Dès 1907, Binjamín Saldaña Rocca, journaliste à Iquitos (Pérou), écrit des articles dans les journaux locaux (La Felpa et La Sanción), dénonçant les conditions inhumaines avec lesquelles sont traitées les populations indiennes asservies à la collecte du latex au Putumayo, par la Peruvian Amazon Company (en), (PAC), dirigée par Julio César Arana del Aquila.

En 1909, l’ingénieur américain Walter E. Hardenburg parcourt cette région. Horrifié par les maltraitances qu’il constate, il rassemble divers matériaux : photographies, coupures de presse et, à la faveur d’un voyage, fait paraître à Londres un édifiant article dans un magazine financier (Truth).

Toutes ces raisons amènent le gouvernement à intervenir. Il est décidé d’envoyer sur place une commission d’enquête à laquelle le Foreign Office demande à Roger Casement de participer.

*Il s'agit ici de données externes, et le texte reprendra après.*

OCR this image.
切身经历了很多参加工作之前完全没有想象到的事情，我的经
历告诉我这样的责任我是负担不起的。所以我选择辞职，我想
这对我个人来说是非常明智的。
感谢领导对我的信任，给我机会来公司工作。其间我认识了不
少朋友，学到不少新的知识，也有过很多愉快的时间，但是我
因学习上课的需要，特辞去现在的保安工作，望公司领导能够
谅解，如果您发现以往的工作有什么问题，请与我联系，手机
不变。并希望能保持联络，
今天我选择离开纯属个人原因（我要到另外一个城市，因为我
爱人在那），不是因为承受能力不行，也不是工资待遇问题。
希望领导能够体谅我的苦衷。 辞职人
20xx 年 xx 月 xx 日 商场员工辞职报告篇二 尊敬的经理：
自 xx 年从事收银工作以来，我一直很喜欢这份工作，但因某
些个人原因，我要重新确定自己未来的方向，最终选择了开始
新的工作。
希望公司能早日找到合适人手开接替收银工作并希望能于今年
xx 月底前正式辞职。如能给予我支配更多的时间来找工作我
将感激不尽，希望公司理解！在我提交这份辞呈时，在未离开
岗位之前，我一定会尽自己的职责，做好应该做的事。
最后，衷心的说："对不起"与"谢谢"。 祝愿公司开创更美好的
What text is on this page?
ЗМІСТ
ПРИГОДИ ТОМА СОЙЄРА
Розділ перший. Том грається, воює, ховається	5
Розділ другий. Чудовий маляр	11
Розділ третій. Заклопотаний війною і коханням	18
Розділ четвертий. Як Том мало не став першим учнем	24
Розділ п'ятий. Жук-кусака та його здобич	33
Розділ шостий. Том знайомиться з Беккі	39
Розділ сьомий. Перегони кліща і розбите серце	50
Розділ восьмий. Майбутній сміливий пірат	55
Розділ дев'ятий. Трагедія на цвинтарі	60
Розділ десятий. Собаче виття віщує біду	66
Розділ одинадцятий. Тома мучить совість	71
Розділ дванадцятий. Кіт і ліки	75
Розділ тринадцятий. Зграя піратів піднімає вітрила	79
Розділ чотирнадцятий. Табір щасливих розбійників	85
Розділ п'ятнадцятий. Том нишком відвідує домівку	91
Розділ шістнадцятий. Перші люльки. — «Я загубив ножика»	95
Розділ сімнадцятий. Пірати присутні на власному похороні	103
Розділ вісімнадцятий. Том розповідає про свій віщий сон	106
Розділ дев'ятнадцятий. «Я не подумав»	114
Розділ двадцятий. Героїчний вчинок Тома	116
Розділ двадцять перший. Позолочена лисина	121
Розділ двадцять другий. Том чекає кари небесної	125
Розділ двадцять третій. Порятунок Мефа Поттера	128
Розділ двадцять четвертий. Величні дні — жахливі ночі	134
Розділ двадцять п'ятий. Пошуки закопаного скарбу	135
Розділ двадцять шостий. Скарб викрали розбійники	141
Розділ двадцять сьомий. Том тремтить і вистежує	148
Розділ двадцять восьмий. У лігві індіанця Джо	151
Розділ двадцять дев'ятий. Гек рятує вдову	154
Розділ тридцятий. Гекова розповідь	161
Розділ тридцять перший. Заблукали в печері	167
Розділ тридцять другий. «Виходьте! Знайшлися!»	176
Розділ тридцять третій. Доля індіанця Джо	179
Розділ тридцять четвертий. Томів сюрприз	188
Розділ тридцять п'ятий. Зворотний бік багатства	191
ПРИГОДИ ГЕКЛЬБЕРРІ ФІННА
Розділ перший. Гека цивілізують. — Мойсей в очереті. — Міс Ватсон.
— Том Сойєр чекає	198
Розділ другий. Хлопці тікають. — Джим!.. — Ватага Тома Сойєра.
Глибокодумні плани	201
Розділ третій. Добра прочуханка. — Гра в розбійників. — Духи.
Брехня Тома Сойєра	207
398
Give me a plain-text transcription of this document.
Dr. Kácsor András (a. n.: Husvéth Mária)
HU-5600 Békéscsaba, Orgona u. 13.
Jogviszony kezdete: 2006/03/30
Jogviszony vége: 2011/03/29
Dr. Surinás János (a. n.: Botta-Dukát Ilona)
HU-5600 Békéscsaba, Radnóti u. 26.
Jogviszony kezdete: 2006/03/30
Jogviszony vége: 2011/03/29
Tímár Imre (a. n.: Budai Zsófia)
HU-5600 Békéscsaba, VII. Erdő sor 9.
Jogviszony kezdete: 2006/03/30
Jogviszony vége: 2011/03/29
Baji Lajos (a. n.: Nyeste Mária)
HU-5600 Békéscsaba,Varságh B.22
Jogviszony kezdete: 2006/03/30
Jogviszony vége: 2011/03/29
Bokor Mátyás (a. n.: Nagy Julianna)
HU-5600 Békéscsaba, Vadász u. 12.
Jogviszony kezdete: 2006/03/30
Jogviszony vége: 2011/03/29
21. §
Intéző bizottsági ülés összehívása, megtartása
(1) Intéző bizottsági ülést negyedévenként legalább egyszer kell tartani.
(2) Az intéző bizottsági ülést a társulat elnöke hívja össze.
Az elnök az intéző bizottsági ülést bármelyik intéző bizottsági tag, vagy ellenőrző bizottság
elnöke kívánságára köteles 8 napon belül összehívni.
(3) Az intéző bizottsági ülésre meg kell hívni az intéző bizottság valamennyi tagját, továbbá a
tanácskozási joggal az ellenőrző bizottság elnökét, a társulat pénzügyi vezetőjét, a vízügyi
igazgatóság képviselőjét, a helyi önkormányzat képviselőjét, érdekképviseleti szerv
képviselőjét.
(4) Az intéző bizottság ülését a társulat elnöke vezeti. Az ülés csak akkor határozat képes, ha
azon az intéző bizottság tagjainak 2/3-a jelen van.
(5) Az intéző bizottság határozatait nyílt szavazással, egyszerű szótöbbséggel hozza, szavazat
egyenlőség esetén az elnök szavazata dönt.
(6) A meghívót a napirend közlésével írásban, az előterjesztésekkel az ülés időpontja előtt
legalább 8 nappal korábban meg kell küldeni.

La PAC a son siège opérationnel à Iquitos où elle a la mainmise sur toutes les administrations. La ville est devenue un important centre commercial et de regroupement du caoutchouc recueilli au Putumayo avant d’être expédié par voie fluviale sur la côte ouest, et de là, dans le monde entier.

Roger Casement et la commission arrivent à Iquitos le 31 août 1910. Malgré l’hostilité ambiante vis-à-vis de ces investigations, ils interrogent plusieurs barbadiens.

Au total 196 Barbadiens ont été recrutés par la PAC dans les années 1904-190526. La plupart ont été répartis entre la douzaine de centres de collecte du caoutchouc que possède la PAC au Putumayo. Chacun de ces comptoirs est dirigé par un chef secondé d’un adjoint qui, tous, selon le rapport de Roger Casement, sont des criminels. Les Barbadiens sont des intermédiaires entre ces chefs et les Indiens. Ils sont chargés de la surveillance de ces derniers, de les contraindre à rapporter du caoutchouc de la forêt, de l’application des sanctions.

Roger Casement rencontre le père supérieur des augustins pour lequel le principal problème à Iquitos est celui des enfants des deux sexes achetés ici à vil prix comme domestique/esclave. Chaque notable en possède au moins un, plusieurs le plus souvent. Ils ne sont pas rémunérés, pas éduqués, travaillent jour et nuit, sont battus, abusés sexuellement. Ces enfants indiens proviennent des raids qu’organise la PAC au Putumayo pour se procurer de la main-d’œuvre. Ces raids consistent à encercler un village par des hommes armés. Hommes, femmes, enfants sont enchaînés et amenés prisonniers dans un comptoir. Ensuite, ils sont contraints d’aller collecter le latex dans la forêt. Les femmes sont gardées en otage au comptoir afin de s’assurer du retour des hommes. Les enfants sont vendus à Iquitos ou bien à Manaus (Brésil).

Roger Casement et la commission quittent Iquitos le 14 septembre 1910 et après un voyage fluvial de 1 200 km, arrivent le 22 septembre à La Chorrera, le comptoir principal de la PAC au Putumayo. Là, comme dans les autres comptoirs qu’ils visiteront ensuite, ils continuent à interroger les sujets britanniques. Ils font également des constatations de visu telles que, présence de cicatrices de coups de fouet sur le dos et les fesses d’un grand nombre d’Indiens, présence dans chaque comptoir d’un engin de torture.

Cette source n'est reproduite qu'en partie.